7) At least four additional proteins interacting with NPNT include ESR2, FLT3, insulin and WDR76. Are these genes expressed in the system and what we can learn from their known roles in other systems for corneal cell biology?

We thank the reviewers for their insightful comment that brought attention to the recent publication of the human interactom (Huttlin et al., 2021), which identified 10 proteins that interact with Npnt including ITGA8, NOTCH2, CRLF1, ESR2, IGFL1, INS, LY6G5C, TAL1, WDR76, and FLT3. We agree with the reviewers that it would be interesting to explore other proteins that may interact with Npnt in other contexts of corneal development, but in the current study we focused on Npnt/Itga8 and the role of this interaction on pNC migration during early development of the cornea. Nonetheless, we identified from literature searches that among these 10 proteins, NOTCH2, ESR2, IGFL1 and INS are expressed in the cornea epithelium.
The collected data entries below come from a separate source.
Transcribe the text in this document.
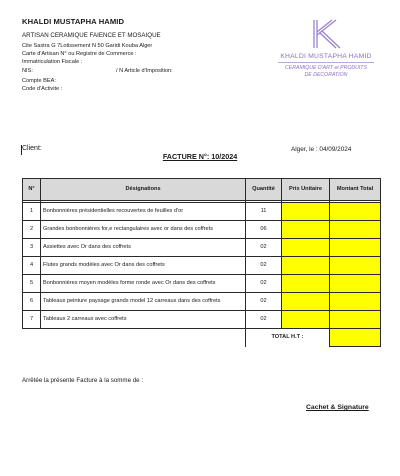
KHALDI MUSTAPHA HAMID
ARTISAN CERAMIQUE FAIENCE ET MOSAIQUE
Cite Sastra G 7Lotissement N 50 Garidi Kouba Alger
Carte d'Artisan N° ou Registre de Commerce :
Immatriculation Fiscale :
NIS:	/ N Article d'Imposition:
Compte BEA:
Code d'Activite :
KHALDI MUSTAPHA HAMID
CERAMIQUE D'ART et PRODUITS
DE DECORATION
Client:	Alger, le : 04/09/2024
FACTURE N°: 10/2024
N°	Désignations	Quantité	Prix Unitaire	Montant Total

1	Bonbonnières présidentielles recouvertes de feuilles d'or	11		
2	Grandes bonbonnières for,e rectangulaires avec or dans des coffrets	06		
3	Assiettes avec Or dans des coffrets	02		
4	Flutes grands modèles avec Or dans des coffrets	02		
5	Bonbonnières moyen modèles forme ronde avec Or dans des coffrets	02		
6	Tableaux peinture paysage grands model 12 carreaux dans des coffrets	02		
7	Tableaux 2 carreaux avec coffrets	02		
		TOTAL H.T :		
Arrêtée la présente Facture à la somme de :
Cachet & Signature
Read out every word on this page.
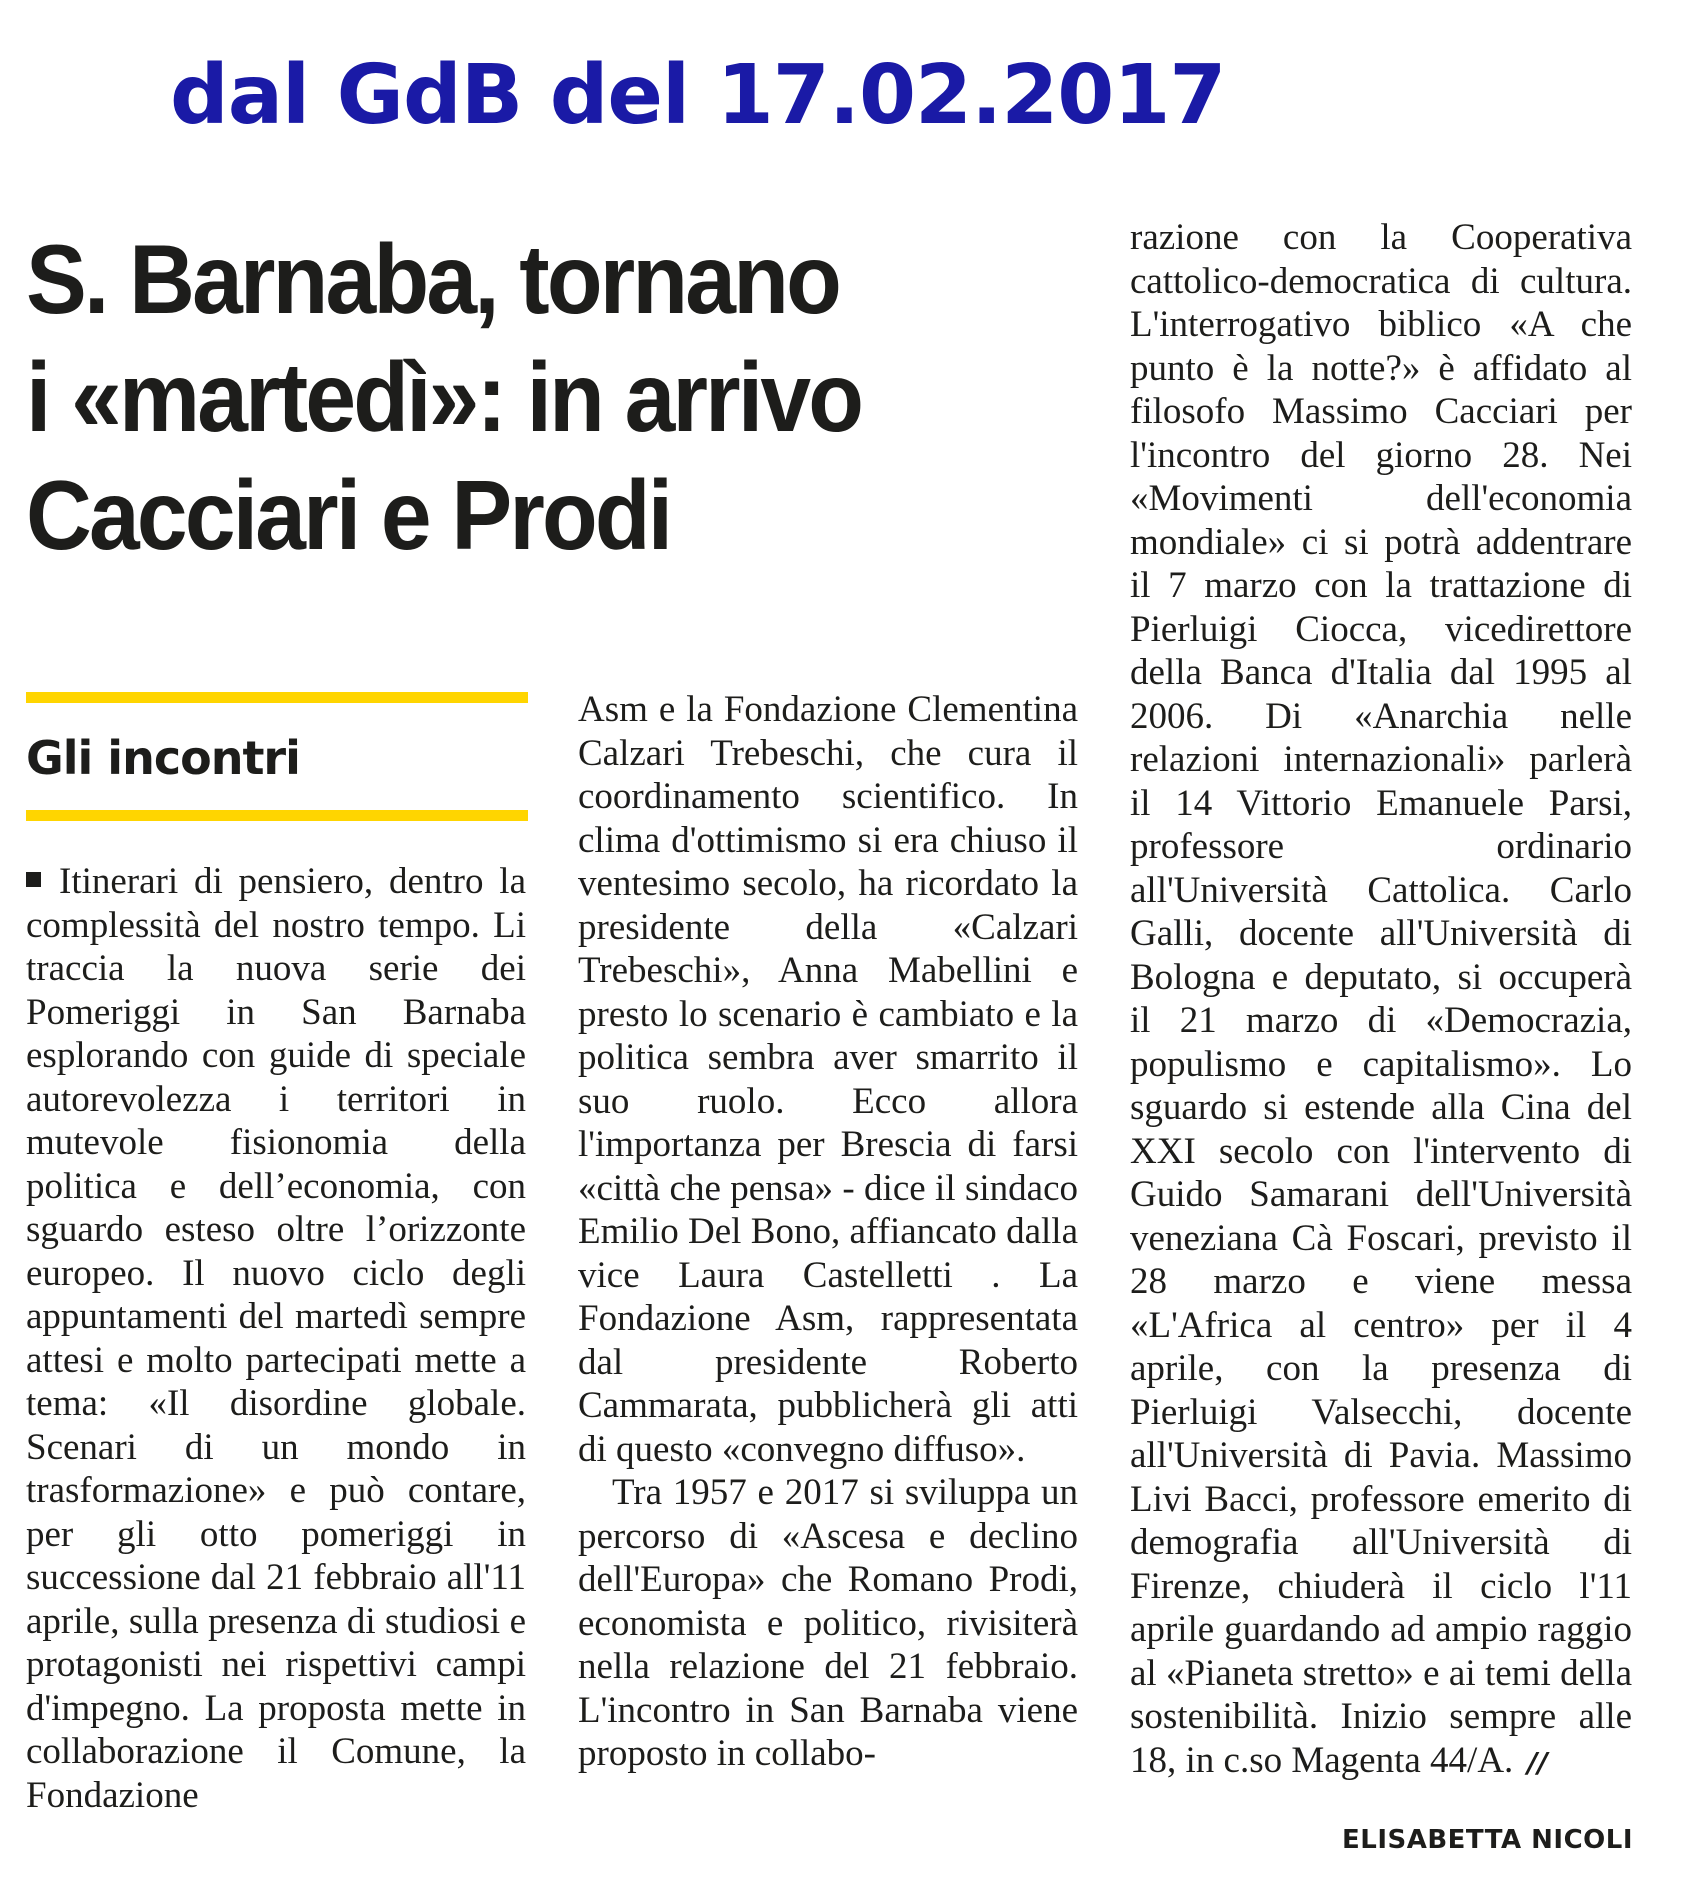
dal GdB del 17.02.2017
S. Barnaba, tornano
i «martedì»: in arrivo
Cacciari e Prodi
Gli incontri

Itinerari di pensiero, dentro la complessità del nostro tempo. Li traccia la nuova serie dei Pomeriggi in San Barnaba esplorando con guide di speciale autorevolezza i territori in mutevole fisionomia della politica e dell’economia, con sguardo esteso oltre l’orizzonte europeo. Il nuovo ciclo degli appuntamenti del martedì sempre attesi e molto partecipati mette a tema: «Il disordine globale. Scenari di un mondo in trasformazione» e può contare, per gli otto pomeriggi in successione dal 21 febbraio all'11 aprile, sulla presenza di studiosi e protagonisti nei rispettivi campi d'impegno. La proposta mette in collaborazione il Comune, la Fondazione

Asm e la Fondazione Clementina Calzari Trebeschi, che cura il coordinamento scientifico. In clima d'ottimismo si era chiuso il ventesimo secolo, ha ricordato la presidente della «Calzari Trebeschi», Anna Mabellini e presto lo scenario è cambiato e la politica sembra aver smarrito il suo ruolo. Ecco allora l'importanza per Brescia di farsi «città che pensa» - dice il sindaco Emilio Del Bono, affiancato dalla vice Laura Castelletti . La Fondazione Asm, rappresentata dal presidente Roberto Cammarata, pubblicherà gli atti di questo «convegno diffuso».

Tra 1957 e 2017 si sviluppa un percorso di «Ascesa e declino dell'Europa» che Romano Prodi, economista e politico, rivisiterà nella relazione del 21 febbraio. L'incontro in San Barnaba viene proposto in collabo-

razione con la Cooperativa cattolico-democratica di cultura. L'interrogativo biblico «A che punto è la notte?» è affidato al filosofo Massimo Cacciari per l'incontro del giorno 28. Nei «Movimenti dell'economia mondiale» ci si potrà addentrare il 7 marzo con la trattazione di Pierluigi Ciocca, vicedirettore della Banca d'Italia dal 1995 al 2006. Di «Anarchia nelle relazioni internazionali» parlerà il 14 Vittorio Emanuele Parsi, professore ordinario all'Università Cattolica. Carlo Galli, docente all'Università di Bologna e deputato, si occuperà il 21 marzo di «Democrazia, populismo e capitalismo». Lo sguardo si estende alla Cina del XXI secolo con l'intervento di Guido Samarani dell'Università veneziana Cà Foscari, previsto il 28 marzo e viene messa «L'Africa al centro» per il 4 aprile, con la presenza di Pierluigi Valsecchi, docente all'Università di Pavia. Massimo Livi Bacci, professore emerito di demografia all'Università di Firenze, chiuderà il ciclo l'11 aprile guardando ad ampio raggio al «Pianeta stretto» e ai temi della sostenibilità. Inizio sempre alle 18, in c.so Magenta 44/A. //

ELISABETTA NICOLI
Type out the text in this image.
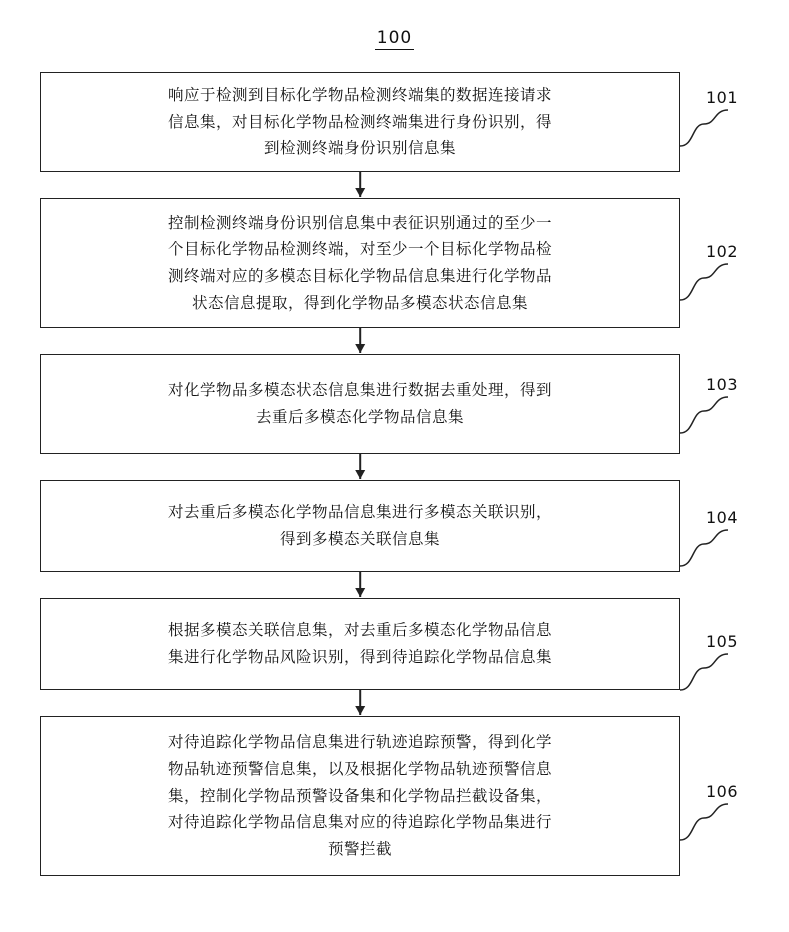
100
响应于检测到目标化学物品检测终端集的数据连接请求
信息集，对目标化学物品检测终端集进行身份识别，得
到检测终端身份识别信息集
控制检测终端身份识别信息集中表征识别通过的至少一
个目标化学物品检测终端，对至少一个目标化学物品检
测终端对应的多模态目标化学物品信息集进行化学物品
状态信息提取，得到化学物品多模态状态信息集
对化学物品多模态状态信息集进行数据去重处理，得到
去重后多模态化学物品信息集
对去重后多模态化学物品信息集进行多模态关联识别，
得到多模态关联信息集
根据多模态关联信息集，对去重后多模态化学物品信息
集进行化学物品风险识别，得到待追踪化学物品信息集
对待追踪化学物品信息集进行轨迹追踪预警，得到化学
物品轨迹预警信息集，以及根据化学物品轨迹预警信息
集，控制化学物品预警设备集和化学物品拦截设备集，
对待追踪化学物品信息集对应的待追踪化学物品集进行
预警拦截
101
102
103
104
105
106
Furthermore, our previous RNAseq data (Bi and Lwigale, 2020) indicate that ESR2 and WDR76 are expressed by the pNC and during their differentiation into corneal endothelium and keratocytes. Whereas INS transcripts are upregulated only in the corneal endothelium. We are grateful for this comment and are looking forward to incorporate these proteins in future studies addressing the potential role of Npnt on pNC differentiation and later stages of corneal development.